Leeds Crown Court heard that heroin addict Gareth Brear, 31, was high on drugs and alcohol as he climbed through an open window into Cook’s house on Ebberston Terrace looking for valuables to fund his addiction. On encountering the student, Brear stabbed Cook 15 times with a kitchen knife.
Joe’s body was found in his bedroom by police the next day. He had been repeatedly stabbed in his neck, chest, back and abdomen. Injuries to his hands and arms showed he had tried to defend himself.
Brear had only been released in March that year from a three year sentence for burglary.
When questioned by police over the murder Brear said: “I was very drugged up and very drunk and when I get like this my head’s like a ten-piece jigsaw with five pieces missing and I can only remember little bits of that night.”
Cook was about to start his second year in fine arts at Leeds Metropolitan University and was alone in the house on the night of the murder on August 30. He sent a message to a housemate at 11.46pm saying: “Theres sum 1 in the house,” but it was not read until the next day.
Brear set alight Cook’s mattress in attempt to destroy evidence. The fire burnt itself out but triggered a smoke alarm which later alerted neighbours who called the police. Brear made off through the front door with another student’s BMX bike, which he later sold for £10. Three weeks after the murder, Brear attempted to rob another house in Leeds.
Leeds Student talked to students living in the house next door. Leanne Davies, a third year contemporary arts student at Leeds Met, has put another lock on her bedroom door for protection and says she gets scared when on her own in the house. “I think about my safety a lot more if I’m on my own in the house. And it’s weirdly more scary when you’re at the nearest wall to where it happened next door, I know that’s ridiculous but that’s how it feels,” she said.
Davies’ housemate, Lottie Hunt, agrees: “I hate being here on my own, it’s horrible. I always lock my bedroom door when I go to sleep.

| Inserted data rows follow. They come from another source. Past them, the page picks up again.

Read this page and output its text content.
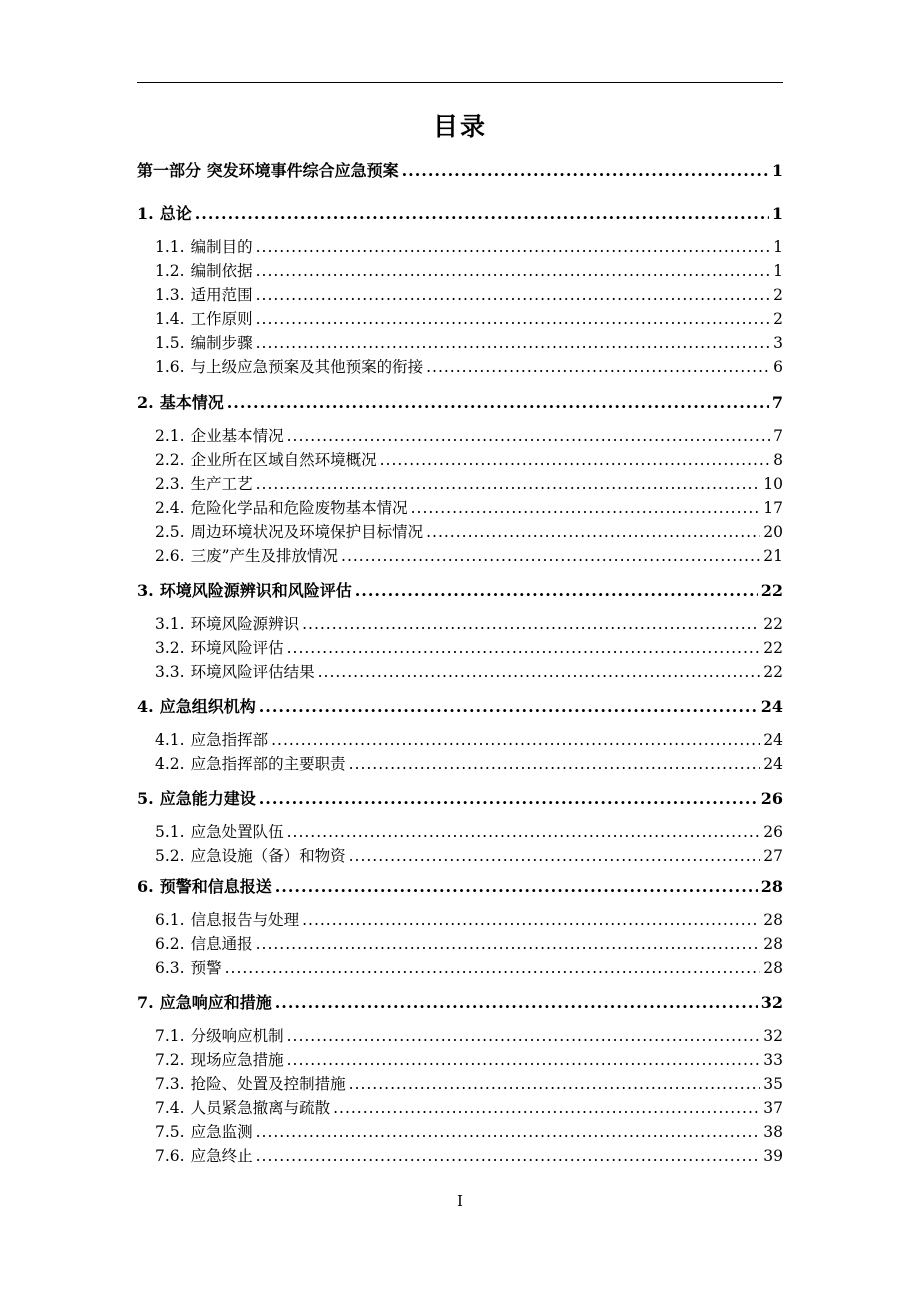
目录
第一部分 突发环境事件综合应急预案 .....	1
1. 总论 .....	1
1.1. 编制目的 .....	1
1.2. 编制依据 .....	1
1.3. 适用范围 .....	2
1.4. 工作原则 .....	2
1.5. 编制步骤 .....	3
1.6. 与上级应急预案及其他预案的衔接 .....	6
2. 基本情况 .....	7
2.1. 企业基本情况 .....	7
2.2. 企业所在区域自然环境概况 .....	8
2.3. 生产工艺 .....	10
2.4. 危险化学品和危险废物基本情况 .....	17
2.5. 周边环境状况及环境保护目标情况 .....	20
2.6. 三废”产生及排放情况 .....	21
3. 环境风险源辨识和风险评估 .....	22
3.1. 环境风险源辨识 .....	22
3.2. 环境风险评估 .....	22
3.3. 环境风险评估结果 .....	22
4. 应急组织机构 .....	24
4.1. 应急指挥部 .....	24
4.2. 应急指挥部的主要职责 .....	24
5. 应急能力建设 .....	26
5.1. 应急处置队伍 .....	26
5.2. 应急设施（备）和物资 .....	27
6. 预警和信息报送 .....	28
6.1. 信息报告与处理 .....	28
6.2. 信息通报 .....	28
6.3. 预警 .....	28
7. 应急响应和措施 .....	32
7.1. 分级响应机制 .....	32
7.2. 现场应急措施 .....	33
7.3. 抢险、处置及控制措施 .....	35
7.4. 人员紧急撤离与疏散 .....	37
7.5. 应急监测 .....	38
7.6. 应急终止 .....	39
I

“I don’t want to live in Hyde Park again – it just feels like nothing is very safe anymore really, I haven’t felt safe this whole year.”
Hunt said she had to move out for a few weeks after finding out about the murder. “I was just mortified. It was horrendous,” she explained.

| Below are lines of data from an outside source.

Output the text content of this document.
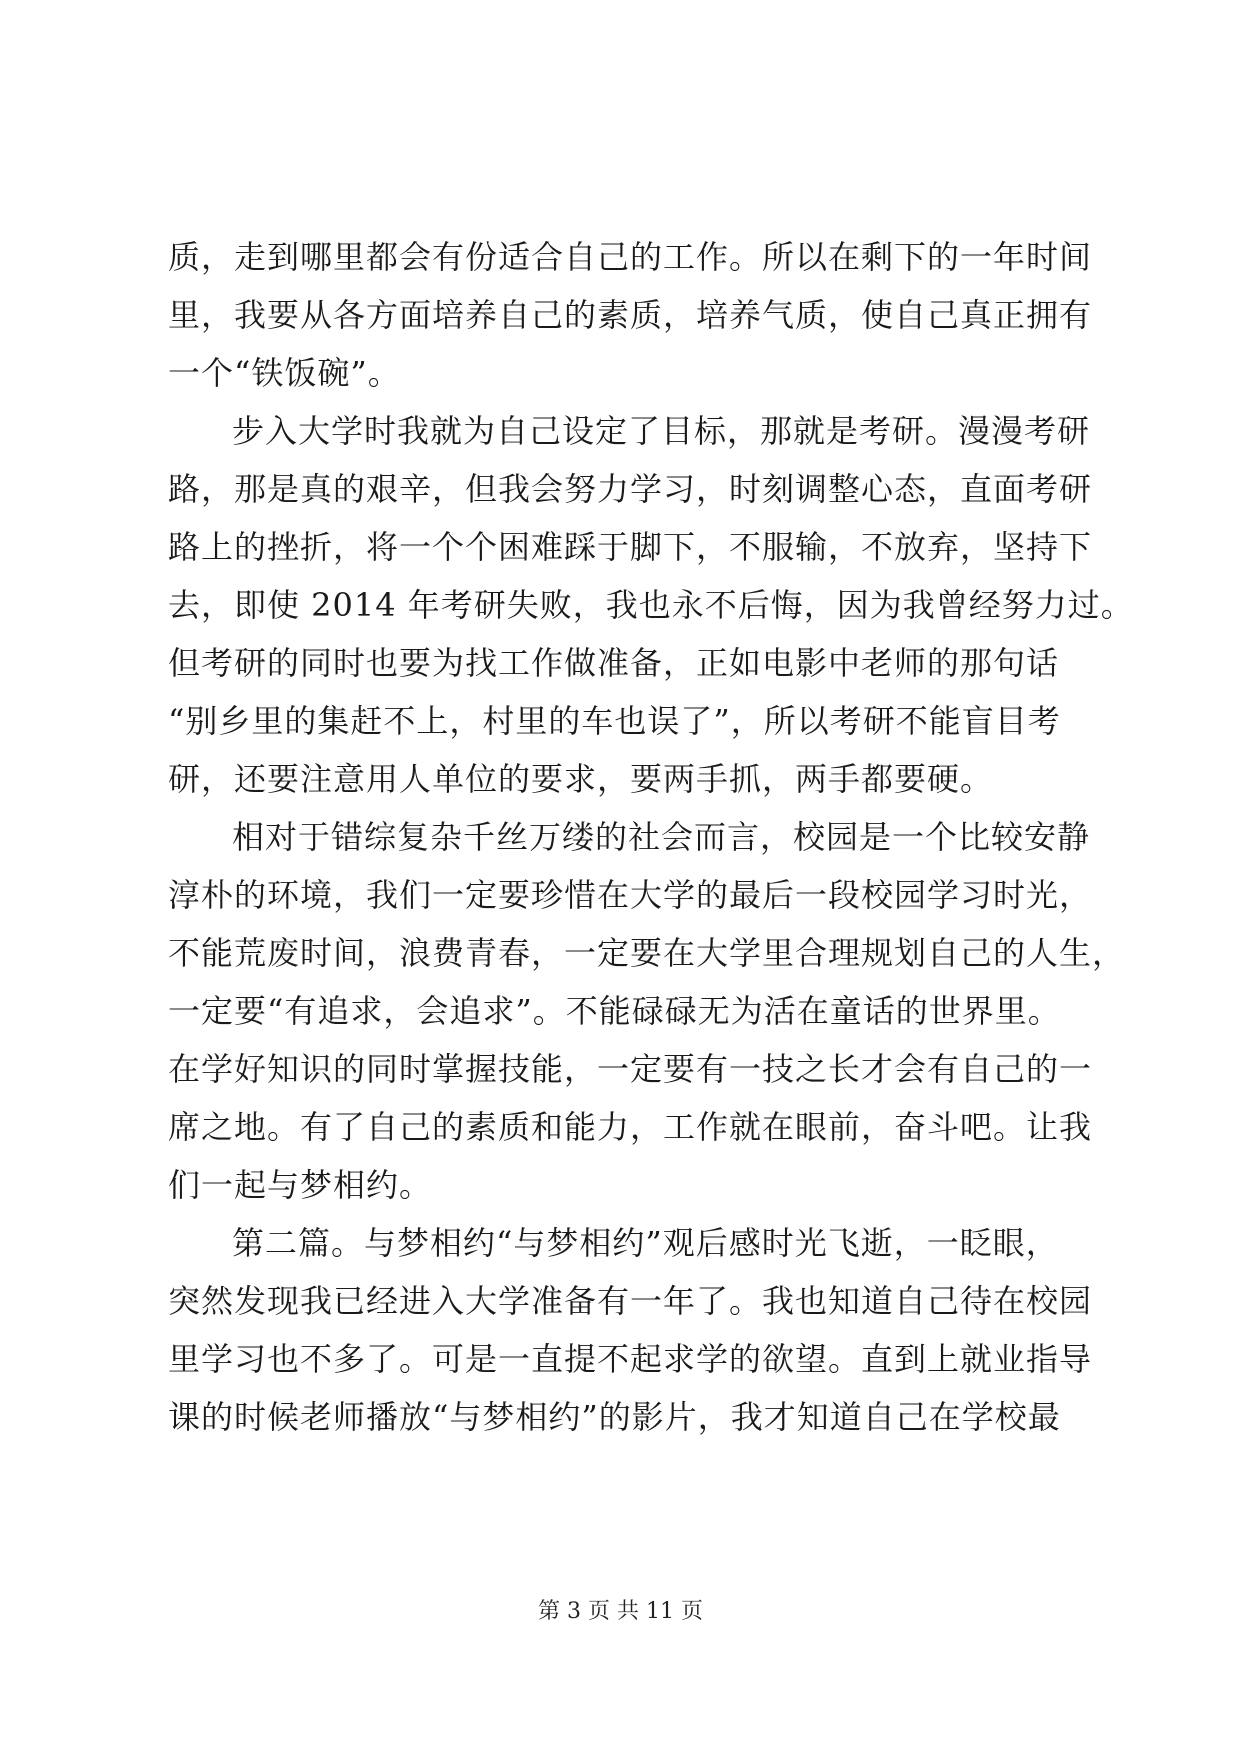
质，走到哪里都会有份适合自己的工作。所以在剩下的一年时间
里，我要从各方面培养自己的素质，培养气质，使自己真正拥有
一个“铁饭碗”。
步入大学时我就为自己设定了目标，那就是考研。漫漫考研
路，那是真的艰辛，但我会努力学习，时刻调整心态，直面考研
路上的挫折，将一个个困难踩于脚下，不服输，不放弃，坚持下
去，即使 2014 年考研失败，我也永不后悔，因为我曾经努力过。
但考研的同时也要为找工作做准备，正如电影中老师的那句话
“别乡里的集赶不上，村里的车也误了”，所以考研不能盲目考
研，还要注意用人单位的要求，要两手抓，两手都要硬。
相对于错综复杂千丝万缕的社会而言，校园是一个比较安静
淳朴的环境，我们一定要珍惜在大学的最后一段校园学习时光，
不能荒废时间，浪费青春，一定要在大学里合理规划自己的人生，
一定要“有追求，会追求”。不能碌碌无为活在童话的世界里。
在学好知识的同时掌握技能，一定要有一技之长才会有自己的一
席之地。有了自己的素质和能力，工作就在眼前，奋斗吧。让我
们一起与梦相约。
第二篇。与梦相约“与梦相约”观后感时光飞逝，一眨眼，
突然发现我已经进入大学准备有一年了。我也知道自己待在校园
里学习也不多了。可是一直提不起求学的欲望。直到上就业指导
课的时候老师播放“与梦相约”的影片，我才知道自己在学校最
第 3 页 共 11 页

Davies added: “The guy stole the bike and sold it for £10, so when you think of it like that that guy’s life has being put down as £10 which is horrible. But to him it was just a hit wasn’t it? And I guess if you’ve got a real bad drug addiction you’re not going to think about anything except your next hit. But it was just disgusting what happened.”
The house on Ebberston Terrace has been boarded up since the murder in August, but Leeds Student has learnt that the owners are planning to renovate it and continue to rent it out. Leanne Davies said: “I saw some people going in next door who said they’re going to do the house up and make it all swanky looking. I think some people wouldn’t be bothered by living in the house.”
Lottie Hunt said: “I wouldn’t want to live in the house if I knew, but give it another year and many won’t know about it.”
Mr Justice Blair jailed Brear for life and ordered him to serve a minimum of 26 years.
The judge said Joe Cook whad been ‘an intelligent young man with a bright future.’
Detective Superintendent Bill Shackleton, of West Yorkshire Police’s Homicide and Major Enquiry Team, said: “This was a particularly brutal killing where gratuitous wounds were inflicted on the victim after death.
“Joe was physically small and is unlikely to have offered much resistance. The violence used by Brear was completely unnecessary and unwarranted.
“Brear’s criminal lifestyle and drug and alcohol abuse made for a deadly combination which cost an innocent young man his life.”
“Joe was universally liked and loved and had his whole life ahead of him. His death has left a gap for his family and friends that will never be filled. A murder in these circumstances is extremely rare but the tragedy still remains that a completely innocent young man has been murdered by an intruder in his home.”
The student’s parents, Lesley and Nick Cook, from Newcastle, said in a statement outside court: “Joe was not in the wrong place at the wrong time. He was in the right place, in his bed, in his room, in his student house. He should have been safe.
“Joe never knew violence, he had never been in a fight. Joe could offer no provocation. He had no defence. Our gentle Joe had no hope against a murderer determined to stab him to death.
“Gareth Brear did not bungle a burglary. He chose to discard Joe’s life and then to continue with his work.
“When Gareth Brear took Joe’s life in the way he did, we believe he showed himself capable of doing the same again. The prospect of him having the opportunity to do so in our lifetime fills us with dread.”